Sandwich family memories

Kurt Frankenstein, born 26 October 1907, in Hannover, Germany

Judith Jacobs: My early family history

Around 1560, Vincent Jacobsen, a Walloon, arrived in Sandwich, Kent, UK, as a migrant, with a group of persecuted Huguenots.  At this time the population of Sandwich was dominated by the mass arrival of immigrants from Holland, Flanders, Belgium and surrounding areas.  A massive (possibly 70,000) slaughter of Huguenots took place in Paris on 24th August 1572. 

Like many of the migrants, the Jacobsens were skilled artisans: Vincent was a linen weaver who soon became a successful businessman.  They were made welcome under the reign of Queen Elizabeth I at a time when England needed skilled workers. Generally, they were accepted by local people, who did not favour the French. Some of Vincent’s descendants still live in the ancient Cinque Port where I was born, coincidently, on 24th August 1932 -the anniversary of the 1572 slaughter in Paris, now known as St Bartholomew’s Day.

Over the years my ancestors changed our name from Jacobsen to Jacobb, then to Jacob, and much later to Jacobs. There was no mention of any Jews in then family, and the main affiliation was with the Baptist Church and St Peters in Market St – but who knows!

Sandwich: 1939

I was born in New Street, Sandwich. In 1938, I was six years old.   

4,000 Jewish men from  a German camp were offered safety in the Kitchener Camp on the outskirts of Sandwich. The camp had been used for training WWI  soldiers before they were shipped across the Channel. It was still more or less in tact and the new arrivals were talented, with various useful skills to transform the old buildings into liveable accommodation with chimneys and fireplaces, etc. They worked hard on local farms; and they formed music groups and other interest groups within the camp. At weekends when they had some free time the local townsfolk would invite them into their homes where they could relate their sad stories and remember the families they had left behind – some already slaughtered in concentration camps, who would never be seen again.

My parents would light a coal fire in the lounge and invite three men for afternoon tea on Sunday afternoons. My mother would make a delicious chocolate sponge cake with butter icing – my favourite!

One visitor in particular, I called Uncle Frank (real name Kurt Frankenstein).
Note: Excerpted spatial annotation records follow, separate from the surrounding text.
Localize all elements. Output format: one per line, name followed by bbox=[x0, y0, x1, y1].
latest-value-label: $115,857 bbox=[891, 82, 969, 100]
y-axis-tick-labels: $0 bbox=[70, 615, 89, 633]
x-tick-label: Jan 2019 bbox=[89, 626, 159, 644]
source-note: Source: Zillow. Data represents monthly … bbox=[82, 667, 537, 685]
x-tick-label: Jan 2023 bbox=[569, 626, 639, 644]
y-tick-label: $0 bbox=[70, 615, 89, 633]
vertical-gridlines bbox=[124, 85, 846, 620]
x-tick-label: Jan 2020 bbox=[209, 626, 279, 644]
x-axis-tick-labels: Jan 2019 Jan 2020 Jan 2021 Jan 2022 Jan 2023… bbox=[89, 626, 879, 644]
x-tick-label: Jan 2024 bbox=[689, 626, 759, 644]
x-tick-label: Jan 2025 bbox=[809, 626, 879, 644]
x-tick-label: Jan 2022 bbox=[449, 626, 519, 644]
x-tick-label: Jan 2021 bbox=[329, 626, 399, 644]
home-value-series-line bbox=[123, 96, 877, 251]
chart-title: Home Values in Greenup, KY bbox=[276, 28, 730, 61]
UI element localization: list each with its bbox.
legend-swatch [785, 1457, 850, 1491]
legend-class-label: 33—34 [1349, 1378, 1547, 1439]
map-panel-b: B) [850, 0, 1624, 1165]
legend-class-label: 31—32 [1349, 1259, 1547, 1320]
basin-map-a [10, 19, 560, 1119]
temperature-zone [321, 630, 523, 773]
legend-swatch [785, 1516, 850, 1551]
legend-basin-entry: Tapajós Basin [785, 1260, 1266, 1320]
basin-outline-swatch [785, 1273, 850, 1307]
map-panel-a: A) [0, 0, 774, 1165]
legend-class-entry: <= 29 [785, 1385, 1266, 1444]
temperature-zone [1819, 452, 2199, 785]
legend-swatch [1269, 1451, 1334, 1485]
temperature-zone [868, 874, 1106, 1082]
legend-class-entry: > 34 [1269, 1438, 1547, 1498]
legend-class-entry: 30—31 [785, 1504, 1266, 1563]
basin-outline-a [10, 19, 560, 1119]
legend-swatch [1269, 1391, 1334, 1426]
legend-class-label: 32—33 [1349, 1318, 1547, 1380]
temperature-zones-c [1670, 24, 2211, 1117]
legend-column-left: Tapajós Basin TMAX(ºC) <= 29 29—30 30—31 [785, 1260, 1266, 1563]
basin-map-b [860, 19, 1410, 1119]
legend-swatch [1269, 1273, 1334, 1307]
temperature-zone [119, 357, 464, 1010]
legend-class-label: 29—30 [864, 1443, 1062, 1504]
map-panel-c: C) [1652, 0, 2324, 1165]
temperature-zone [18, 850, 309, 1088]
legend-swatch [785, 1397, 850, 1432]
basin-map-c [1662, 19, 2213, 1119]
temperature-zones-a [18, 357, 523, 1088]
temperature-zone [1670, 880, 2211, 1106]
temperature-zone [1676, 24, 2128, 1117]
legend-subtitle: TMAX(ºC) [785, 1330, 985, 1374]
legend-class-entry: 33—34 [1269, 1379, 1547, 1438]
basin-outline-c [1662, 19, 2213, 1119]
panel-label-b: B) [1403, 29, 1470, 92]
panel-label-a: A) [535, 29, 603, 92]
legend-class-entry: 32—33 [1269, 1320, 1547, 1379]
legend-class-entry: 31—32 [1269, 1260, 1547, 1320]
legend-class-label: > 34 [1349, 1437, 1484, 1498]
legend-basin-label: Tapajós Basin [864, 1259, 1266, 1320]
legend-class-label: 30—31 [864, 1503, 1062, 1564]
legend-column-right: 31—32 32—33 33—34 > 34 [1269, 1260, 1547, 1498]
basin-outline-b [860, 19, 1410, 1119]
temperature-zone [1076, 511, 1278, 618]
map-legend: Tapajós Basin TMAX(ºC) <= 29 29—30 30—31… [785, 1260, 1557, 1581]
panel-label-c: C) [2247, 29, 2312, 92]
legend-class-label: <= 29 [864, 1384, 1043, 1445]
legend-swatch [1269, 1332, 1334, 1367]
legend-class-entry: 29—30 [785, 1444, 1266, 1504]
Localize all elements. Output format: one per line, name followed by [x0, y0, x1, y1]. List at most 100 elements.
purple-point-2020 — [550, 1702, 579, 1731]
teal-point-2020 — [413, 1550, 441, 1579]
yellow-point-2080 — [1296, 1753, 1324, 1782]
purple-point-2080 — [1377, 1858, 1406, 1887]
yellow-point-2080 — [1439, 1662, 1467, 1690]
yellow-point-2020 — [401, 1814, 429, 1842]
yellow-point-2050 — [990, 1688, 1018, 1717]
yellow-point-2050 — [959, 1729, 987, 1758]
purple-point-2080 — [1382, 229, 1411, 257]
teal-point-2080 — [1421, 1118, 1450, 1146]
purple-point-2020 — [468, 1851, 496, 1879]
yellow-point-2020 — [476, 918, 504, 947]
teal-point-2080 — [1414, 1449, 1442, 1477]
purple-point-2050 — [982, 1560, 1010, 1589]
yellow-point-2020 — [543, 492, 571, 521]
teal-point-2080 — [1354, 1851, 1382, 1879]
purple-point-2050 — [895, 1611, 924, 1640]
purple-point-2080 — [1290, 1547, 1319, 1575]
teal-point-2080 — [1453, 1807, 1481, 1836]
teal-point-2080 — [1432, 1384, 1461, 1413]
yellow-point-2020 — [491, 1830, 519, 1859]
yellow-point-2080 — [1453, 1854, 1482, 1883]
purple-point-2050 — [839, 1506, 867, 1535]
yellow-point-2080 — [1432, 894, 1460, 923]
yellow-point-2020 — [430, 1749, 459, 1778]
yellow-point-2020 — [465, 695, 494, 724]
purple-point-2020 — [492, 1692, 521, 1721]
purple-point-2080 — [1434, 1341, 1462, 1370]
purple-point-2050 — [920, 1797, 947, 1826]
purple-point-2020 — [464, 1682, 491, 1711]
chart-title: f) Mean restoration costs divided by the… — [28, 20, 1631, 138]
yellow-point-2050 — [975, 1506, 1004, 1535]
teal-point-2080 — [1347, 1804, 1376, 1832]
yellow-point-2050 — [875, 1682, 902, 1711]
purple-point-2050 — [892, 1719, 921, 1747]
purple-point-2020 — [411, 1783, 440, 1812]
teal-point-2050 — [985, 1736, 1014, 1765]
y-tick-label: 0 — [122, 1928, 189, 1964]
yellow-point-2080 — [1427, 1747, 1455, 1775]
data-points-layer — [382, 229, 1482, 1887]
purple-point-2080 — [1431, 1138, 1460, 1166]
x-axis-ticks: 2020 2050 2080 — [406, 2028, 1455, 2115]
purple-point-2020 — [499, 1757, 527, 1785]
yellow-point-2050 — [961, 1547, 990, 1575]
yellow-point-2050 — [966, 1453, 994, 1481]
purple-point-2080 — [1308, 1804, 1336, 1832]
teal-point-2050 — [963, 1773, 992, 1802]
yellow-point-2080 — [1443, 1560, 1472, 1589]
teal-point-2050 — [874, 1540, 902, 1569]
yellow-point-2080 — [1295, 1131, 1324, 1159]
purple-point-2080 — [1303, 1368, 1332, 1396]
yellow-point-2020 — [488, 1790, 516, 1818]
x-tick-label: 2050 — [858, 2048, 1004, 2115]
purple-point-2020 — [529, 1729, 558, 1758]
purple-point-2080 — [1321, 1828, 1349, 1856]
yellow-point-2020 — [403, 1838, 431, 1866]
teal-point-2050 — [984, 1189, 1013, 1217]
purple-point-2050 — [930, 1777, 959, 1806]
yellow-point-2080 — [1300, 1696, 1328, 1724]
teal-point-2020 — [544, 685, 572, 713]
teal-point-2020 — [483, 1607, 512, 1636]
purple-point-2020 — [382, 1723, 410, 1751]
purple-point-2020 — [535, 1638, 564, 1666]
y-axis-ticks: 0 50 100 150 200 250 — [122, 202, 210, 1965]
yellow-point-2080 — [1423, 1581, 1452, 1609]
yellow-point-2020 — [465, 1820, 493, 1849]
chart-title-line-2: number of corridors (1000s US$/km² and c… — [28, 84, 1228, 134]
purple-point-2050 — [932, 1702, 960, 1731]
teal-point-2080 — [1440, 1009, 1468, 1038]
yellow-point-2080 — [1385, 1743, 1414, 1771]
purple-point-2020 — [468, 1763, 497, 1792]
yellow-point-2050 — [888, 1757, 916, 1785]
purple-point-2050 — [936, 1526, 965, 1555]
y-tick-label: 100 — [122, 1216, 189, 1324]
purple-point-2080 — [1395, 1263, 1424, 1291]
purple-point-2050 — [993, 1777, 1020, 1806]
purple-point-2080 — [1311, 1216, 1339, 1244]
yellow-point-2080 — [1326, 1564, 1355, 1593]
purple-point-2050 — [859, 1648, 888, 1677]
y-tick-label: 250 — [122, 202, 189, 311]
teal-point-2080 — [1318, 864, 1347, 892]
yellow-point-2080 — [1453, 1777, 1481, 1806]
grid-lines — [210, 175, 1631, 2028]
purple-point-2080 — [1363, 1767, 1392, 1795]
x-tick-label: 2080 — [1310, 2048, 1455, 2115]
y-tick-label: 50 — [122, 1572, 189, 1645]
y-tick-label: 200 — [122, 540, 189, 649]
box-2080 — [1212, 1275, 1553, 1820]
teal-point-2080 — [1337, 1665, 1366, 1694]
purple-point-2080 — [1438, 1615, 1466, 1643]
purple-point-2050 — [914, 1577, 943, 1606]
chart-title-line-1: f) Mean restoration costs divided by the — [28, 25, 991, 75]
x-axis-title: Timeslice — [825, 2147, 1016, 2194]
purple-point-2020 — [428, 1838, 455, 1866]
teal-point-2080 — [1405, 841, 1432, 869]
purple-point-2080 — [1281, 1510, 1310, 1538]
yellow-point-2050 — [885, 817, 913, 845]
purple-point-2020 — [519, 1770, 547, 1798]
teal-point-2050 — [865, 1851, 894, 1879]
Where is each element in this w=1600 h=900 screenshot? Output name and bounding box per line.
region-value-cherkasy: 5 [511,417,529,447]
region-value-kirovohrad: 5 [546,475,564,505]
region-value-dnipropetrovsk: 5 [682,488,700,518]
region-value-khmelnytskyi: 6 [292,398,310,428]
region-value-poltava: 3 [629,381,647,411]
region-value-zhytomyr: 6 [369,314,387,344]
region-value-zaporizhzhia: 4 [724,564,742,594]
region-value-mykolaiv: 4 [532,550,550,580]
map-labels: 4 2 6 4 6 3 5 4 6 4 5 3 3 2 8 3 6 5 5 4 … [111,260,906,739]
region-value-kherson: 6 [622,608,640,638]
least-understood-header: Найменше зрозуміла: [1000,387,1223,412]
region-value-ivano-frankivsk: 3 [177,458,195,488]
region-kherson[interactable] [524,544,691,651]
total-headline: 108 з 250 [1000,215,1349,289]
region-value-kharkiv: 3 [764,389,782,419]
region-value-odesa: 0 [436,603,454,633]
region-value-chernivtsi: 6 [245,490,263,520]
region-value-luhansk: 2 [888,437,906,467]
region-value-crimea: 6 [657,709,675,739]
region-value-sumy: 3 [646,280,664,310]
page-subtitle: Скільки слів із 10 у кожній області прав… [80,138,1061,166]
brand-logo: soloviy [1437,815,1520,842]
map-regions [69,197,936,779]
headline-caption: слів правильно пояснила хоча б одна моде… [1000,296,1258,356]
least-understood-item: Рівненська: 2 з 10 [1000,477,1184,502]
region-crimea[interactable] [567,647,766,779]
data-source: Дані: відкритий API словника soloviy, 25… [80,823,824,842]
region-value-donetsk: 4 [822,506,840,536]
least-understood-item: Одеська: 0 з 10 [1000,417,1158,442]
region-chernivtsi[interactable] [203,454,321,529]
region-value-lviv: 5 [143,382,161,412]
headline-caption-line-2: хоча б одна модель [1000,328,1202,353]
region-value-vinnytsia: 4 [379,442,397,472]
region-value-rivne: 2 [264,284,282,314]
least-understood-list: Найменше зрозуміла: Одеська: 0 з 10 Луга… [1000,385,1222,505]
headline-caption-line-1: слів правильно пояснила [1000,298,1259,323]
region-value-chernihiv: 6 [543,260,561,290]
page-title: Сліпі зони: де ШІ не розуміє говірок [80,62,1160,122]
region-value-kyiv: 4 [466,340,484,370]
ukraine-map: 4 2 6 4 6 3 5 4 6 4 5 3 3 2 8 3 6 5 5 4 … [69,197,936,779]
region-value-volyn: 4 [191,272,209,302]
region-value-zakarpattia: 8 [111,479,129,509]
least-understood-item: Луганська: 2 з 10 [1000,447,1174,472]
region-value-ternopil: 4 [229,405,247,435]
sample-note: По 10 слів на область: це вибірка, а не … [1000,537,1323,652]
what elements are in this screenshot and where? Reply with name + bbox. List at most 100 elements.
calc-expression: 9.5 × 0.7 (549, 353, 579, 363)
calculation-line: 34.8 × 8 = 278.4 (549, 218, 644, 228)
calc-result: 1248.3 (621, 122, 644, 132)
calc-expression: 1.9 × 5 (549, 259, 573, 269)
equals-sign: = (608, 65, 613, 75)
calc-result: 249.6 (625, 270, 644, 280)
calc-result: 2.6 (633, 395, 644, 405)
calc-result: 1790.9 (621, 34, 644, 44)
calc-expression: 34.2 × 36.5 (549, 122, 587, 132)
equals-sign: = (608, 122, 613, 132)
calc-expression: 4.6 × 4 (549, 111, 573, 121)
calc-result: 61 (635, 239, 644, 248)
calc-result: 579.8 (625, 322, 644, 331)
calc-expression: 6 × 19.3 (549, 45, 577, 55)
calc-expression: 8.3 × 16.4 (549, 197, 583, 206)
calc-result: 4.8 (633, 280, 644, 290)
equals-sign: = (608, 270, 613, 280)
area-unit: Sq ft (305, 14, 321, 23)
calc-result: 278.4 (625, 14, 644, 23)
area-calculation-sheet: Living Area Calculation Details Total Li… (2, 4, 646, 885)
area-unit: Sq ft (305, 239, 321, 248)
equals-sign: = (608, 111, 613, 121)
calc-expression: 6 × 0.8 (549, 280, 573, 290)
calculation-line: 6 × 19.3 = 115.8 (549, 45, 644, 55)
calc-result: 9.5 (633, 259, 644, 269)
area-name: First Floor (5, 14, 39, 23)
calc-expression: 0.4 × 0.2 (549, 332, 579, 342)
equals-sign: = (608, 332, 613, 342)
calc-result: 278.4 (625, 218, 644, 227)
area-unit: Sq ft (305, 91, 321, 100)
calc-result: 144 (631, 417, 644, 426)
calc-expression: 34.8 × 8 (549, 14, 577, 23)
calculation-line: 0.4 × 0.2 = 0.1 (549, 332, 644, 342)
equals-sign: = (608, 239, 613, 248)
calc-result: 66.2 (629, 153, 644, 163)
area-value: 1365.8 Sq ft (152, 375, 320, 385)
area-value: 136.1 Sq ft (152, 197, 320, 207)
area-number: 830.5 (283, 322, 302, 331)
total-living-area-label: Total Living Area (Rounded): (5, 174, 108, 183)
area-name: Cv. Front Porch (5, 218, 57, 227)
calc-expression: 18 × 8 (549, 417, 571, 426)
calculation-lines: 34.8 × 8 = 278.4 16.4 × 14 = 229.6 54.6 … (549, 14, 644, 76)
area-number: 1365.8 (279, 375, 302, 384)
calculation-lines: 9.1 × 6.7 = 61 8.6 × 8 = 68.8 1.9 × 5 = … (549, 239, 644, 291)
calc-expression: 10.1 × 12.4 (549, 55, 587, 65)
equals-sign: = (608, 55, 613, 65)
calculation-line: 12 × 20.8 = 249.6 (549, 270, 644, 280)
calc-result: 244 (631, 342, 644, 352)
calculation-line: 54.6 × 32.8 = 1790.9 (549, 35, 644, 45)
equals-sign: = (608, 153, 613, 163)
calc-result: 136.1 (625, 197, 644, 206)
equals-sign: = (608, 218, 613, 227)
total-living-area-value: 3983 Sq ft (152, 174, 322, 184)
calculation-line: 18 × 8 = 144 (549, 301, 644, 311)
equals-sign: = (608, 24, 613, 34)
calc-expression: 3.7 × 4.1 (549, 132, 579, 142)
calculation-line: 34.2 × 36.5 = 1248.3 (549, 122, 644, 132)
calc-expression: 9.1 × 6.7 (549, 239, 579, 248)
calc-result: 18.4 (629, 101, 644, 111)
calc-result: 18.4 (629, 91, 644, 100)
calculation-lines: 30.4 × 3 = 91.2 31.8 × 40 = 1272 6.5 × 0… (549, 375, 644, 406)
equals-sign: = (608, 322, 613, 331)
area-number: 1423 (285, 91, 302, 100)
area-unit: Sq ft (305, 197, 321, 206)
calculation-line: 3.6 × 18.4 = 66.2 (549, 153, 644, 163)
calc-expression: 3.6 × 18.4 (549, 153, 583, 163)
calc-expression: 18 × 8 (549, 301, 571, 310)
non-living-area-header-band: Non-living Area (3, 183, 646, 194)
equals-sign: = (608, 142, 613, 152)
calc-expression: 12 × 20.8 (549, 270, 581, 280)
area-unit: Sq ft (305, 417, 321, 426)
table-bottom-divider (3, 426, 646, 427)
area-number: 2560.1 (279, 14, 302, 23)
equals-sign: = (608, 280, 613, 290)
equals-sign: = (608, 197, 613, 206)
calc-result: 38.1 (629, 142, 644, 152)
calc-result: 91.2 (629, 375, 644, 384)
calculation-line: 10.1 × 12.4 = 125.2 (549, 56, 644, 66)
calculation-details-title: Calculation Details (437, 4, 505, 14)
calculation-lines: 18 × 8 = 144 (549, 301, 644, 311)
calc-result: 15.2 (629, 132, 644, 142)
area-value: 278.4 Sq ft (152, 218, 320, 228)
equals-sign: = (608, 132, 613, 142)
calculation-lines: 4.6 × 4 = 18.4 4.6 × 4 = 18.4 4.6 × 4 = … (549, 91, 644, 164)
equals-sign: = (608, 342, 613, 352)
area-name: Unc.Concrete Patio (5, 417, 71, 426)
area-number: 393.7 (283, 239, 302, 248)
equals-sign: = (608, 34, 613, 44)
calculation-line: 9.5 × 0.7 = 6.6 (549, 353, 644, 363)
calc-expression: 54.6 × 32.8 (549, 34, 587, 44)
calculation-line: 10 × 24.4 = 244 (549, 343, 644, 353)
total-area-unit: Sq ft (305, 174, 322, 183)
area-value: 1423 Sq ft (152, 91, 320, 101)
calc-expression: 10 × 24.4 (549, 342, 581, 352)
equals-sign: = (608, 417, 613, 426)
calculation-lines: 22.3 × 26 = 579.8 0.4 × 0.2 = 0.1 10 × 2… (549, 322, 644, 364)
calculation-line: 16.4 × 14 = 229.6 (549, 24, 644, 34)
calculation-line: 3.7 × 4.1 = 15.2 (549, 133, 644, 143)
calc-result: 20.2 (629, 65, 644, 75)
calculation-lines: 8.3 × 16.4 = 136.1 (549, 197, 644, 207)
He had won a bronze medal for Germany in the 1936 Olympic Games in one of the running events. I cannot recall the names of the other two regular visitors. In 1939 when war was declared, Uncle Frank , with some help from my father I think, joined the Officer’s Corp and became a Major in the Eighth Army, finishing up as a skiing Major in Italy.

Uncle Frank adopted my family as his own, as none of his were left alive in Germany. He wrote to my mother on a weekly basis. His photographed Air Mail letters would arrive with almost unreadable small print. We knew he was alive and that was all. Once he turned up on leave without notice. My family had evacuated to Rotherfield in Sussex. Uncle Frank slept under the hedge because he did not want to wake us up in the middle of the night!

The war finished and Uncle Frank stayed with us for a while. We were in Stourmouth at this time, having moved there in August 1943. He wanted to go into business with my father and buy a local farm, but my father had businesses in Sandwich which he needed to expand and make viable again. By law, all of his previous employees who had been conscripted into various fighting forces had to be taken back into their previous positions.

Uncle Frank met Kathleen, a school teacher. They married and lived with us at Stourmouth until Uncle Frank found an opening in the building trade in Cornwall. He was very enterprising and developed a new style of quickly erecting buildings, with concrete slabs sliding into grooved concrete pillars. The company he formed was very successful. He had a son and a daughter.  He followed his athletic abilities, particularly tennis. He became an umpire at Wimbledon. In 1976 he collapsed and died during a tennis game at his local club.

He had changed his name to Frank Franklin.

Sandwich memories of Kitchener Camp, kindly submitted by Judith Jacobs


Male enemy alien - Exemption from internment - Refugee  

Surname: Frankenstein
Forename: Kurt
Alias: -
Date and place of birth: 26/10/1907 in Hannover
Nationality: German
Police Regn. Cert. No.: 711 169 Home Office ref: C 13  
Address: Kitchener camp, Richborough, Sandwich, Kent
Normal occupation: Sports teacher
Present occupation: 
Name and address of employer: -
Decision of tribunal: Exempted "C" & 9A   Date 10.10.1939
Whether exempted from Article 6(A): Yes
Whether desires to be repatriated: No

Tribunal District: Richborough Camp Tribunal 2

Source: National Archives, Home Office: Aliens Department: Internees Index, 1939-1947

The information in the record above for Kurt Frankenstein is held at the British National Archives (NA). We are not allowed to post NA records as images, but we are permitted to extract the information from the images, as shown.